Create your own musicless music video for a scene in a video of your choice. Use any variety of sound effects that you personally create or find from sites like freesound.org. And remember add room tone, it will make or break the remix! (Musicless Music Video)
Being already familiar with Mario Wienerroither’s ‘Musicless MusicVideo’, this was one audio assignment that I definitely wanted to do. I have a large collection of music videos that I have downloaded from YouTube and when I started to look through them, Blur’s ‘Parklife‘ pretty quickly became the one I wanted to do. I chose a couple of extracts that didn’t have too much lipsyncing to the vocal of the song allowing space for the substitution of the music with sound effects. The video was imported into Adobe Premiere Pro and the two extracts were edited together on the timeline. I then played the video in small snatches and thought about what sounds could be added.

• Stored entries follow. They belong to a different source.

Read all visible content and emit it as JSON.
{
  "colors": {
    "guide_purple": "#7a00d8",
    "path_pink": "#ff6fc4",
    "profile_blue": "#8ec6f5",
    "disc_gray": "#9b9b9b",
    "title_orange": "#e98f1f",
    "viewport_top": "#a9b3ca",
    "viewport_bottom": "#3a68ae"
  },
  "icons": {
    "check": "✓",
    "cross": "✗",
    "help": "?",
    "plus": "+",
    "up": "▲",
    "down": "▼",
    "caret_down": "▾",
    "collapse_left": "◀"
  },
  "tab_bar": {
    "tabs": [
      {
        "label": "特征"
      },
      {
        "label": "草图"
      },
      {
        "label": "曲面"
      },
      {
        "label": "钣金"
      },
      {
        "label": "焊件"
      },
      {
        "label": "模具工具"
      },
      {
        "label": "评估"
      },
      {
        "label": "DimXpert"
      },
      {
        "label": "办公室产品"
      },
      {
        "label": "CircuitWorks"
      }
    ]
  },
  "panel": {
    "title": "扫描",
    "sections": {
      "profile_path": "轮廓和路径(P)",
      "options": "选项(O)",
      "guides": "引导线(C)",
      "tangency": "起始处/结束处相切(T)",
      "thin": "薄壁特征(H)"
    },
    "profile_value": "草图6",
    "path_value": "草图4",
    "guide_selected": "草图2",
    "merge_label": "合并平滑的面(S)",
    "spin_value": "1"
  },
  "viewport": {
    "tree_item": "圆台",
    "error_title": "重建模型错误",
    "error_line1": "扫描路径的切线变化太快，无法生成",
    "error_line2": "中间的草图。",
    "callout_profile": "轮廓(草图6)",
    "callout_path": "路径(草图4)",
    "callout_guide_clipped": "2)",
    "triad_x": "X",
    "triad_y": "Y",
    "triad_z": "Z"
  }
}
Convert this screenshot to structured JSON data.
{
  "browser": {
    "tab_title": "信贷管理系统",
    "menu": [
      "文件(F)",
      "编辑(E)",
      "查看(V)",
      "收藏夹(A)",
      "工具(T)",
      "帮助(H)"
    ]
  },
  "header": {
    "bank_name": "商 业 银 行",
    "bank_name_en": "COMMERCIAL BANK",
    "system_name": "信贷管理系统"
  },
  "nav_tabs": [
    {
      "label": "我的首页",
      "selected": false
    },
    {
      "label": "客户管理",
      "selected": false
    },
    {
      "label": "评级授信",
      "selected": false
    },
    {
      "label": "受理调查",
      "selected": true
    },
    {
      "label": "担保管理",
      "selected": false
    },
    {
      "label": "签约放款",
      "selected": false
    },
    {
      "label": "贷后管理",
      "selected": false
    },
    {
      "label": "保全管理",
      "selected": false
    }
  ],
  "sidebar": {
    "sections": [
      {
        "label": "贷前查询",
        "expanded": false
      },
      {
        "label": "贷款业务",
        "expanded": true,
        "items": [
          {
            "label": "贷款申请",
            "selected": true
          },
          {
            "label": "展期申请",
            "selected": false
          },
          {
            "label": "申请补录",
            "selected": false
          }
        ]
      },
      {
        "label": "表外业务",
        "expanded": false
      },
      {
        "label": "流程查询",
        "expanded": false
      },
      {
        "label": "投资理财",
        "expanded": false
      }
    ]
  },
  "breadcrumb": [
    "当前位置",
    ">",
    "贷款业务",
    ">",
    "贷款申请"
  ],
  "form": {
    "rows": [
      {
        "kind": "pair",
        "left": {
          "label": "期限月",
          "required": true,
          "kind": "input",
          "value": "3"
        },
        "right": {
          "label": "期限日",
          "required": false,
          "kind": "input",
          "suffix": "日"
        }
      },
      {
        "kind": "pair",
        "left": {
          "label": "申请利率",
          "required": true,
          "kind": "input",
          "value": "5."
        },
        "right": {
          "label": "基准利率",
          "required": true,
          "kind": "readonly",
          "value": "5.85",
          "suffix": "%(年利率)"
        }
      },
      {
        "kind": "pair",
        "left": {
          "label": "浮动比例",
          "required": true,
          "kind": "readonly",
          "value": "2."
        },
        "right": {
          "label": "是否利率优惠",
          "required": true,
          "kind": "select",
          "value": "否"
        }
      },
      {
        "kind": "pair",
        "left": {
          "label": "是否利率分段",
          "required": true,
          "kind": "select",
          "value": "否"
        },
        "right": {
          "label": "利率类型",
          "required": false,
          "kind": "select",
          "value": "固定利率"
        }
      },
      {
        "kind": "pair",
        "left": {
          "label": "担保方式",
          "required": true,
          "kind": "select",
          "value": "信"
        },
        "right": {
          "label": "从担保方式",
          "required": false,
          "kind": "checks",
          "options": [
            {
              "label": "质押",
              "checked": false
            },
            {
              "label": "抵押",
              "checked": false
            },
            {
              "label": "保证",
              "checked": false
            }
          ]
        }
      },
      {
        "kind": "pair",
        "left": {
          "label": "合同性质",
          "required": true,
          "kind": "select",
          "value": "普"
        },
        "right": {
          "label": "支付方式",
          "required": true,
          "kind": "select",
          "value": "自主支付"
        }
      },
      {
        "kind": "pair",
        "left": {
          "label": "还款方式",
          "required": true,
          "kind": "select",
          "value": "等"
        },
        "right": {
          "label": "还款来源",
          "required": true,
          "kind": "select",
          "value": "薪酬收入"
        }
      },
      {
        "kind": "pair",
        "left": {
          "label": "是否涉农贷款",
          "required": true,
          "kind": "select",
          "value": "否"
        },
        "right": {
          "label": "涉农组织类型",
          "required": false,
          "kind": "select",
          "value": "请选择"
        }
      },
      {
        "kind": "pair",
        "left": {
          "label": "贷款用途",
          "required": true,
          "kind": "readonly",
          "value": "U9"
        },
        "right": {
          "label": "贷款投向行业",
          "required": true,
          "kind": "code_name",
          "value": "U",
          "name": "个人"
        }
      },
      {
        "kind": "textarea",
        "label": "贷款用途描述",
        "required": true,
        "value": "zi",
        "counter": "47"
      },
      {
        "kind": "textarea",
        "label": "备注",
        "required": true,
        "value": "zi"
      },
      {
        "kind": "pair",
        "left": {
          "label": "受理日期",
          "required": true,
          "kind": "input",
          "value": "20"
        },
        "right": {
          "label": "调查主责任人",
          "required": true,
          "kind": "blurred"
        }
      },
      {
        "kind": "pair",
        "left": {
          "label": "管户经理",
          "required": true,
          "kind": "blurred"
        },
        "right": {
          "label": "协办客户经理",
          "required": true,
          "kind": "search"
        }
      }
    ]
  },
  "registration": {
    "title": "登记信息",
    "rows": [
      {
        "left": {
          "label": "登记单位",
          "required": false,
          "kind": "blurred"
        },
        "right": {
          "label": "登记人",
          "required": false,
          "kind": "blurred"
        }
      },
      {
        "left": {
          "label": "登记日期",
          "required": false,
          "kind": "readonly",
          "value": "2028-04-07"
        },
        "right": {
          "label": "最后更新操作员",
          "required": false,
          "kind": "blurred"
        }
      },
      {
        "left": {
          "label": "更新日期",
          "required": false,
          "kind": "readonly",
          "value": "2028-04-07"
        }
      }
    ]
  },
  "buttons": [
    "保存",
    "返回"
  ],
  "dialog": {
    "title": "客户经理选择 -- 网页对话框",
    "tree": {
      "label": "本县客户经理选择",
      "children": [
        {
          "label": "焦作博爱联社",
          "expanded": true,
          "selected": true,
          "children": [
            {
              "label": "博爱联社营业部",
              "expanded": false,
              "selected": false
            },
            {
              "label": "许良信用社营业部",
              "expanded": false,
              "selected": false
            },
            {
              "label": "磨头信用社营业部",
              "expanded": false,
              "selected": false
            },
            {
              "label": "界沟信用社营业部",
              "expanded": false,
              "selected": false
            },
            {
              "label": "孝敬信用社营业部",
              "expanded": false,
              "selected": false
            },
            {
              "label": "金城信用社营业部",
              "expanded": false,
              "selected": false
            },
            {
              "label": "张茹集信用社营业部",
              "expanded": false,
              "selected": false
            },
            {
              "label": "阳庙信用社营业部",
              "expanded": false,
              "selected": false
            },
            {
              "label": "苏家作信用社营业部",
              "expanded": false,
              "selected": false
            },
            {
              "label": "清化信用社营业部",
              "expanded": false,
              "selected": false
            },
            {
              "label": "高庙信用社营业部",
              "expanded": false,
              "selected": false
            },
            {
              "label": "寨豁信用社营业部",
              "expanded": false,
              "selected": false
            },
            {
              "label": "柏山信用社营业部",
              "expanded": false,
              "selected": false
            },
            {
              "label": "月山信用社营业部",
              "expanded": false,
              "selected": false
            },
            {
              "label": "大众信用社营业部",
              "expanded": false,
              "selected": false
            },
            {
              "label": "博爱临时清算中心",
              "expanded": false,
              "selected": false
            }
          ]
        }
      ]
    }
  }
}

I used a mixture of Creative Commons sounds downloaded from Freesound and Foley sounds that I created myself using an Edirol R-09HR audiorecorder. I put a bed of downloaded streetnoise across the whole video and downloaded some other sounds that I couldn’t recreate in the office – things like shopping trolleys and car engine noise. This Foley and dialogue replacement work was a bit slapdash. I just sat at my office desk and used the recorder without an external microphone. I could have taken more care in recording the effects and vocal parts, but I was happy that this was quite a ‘rough and ready’ experiment where I wouldn’t worry too much about the end quality of the audio and the actual creative thinking process was more important than the finished product. However, I think that the overall effect is OK – the quality of the audio is not too detrimental to the end product. Most of the original sounds created are vocal sounds such as ‘Whey’ and ‘Boom’ and words such as ‘Alright’, ‘Mother’ and ‘Starving’. The vocal parts were created to match some of the speech qualities of the actual performers in the video – Damon Albarn and Phil Daniels.
The video and song is one of the first mainstream flowerings of what would come to be called ‘Britpop‘. The video has an exuberance and swagger that typifies some of the meanings around the Britpop culture. The fast editing and bouncy choreography of the ‘Parklife’ music video works perfectly well with the music and mixture of sung and spoken lyrics. Removed of the music and substituted with direct sounds, it still keeps that bouncy exuberance, but it starts to look a bit silly – these young guys look even more juvenile than they perhaps want to be seen. I tried to achieve a comedic effect as a loving homage to the original. It made me smile.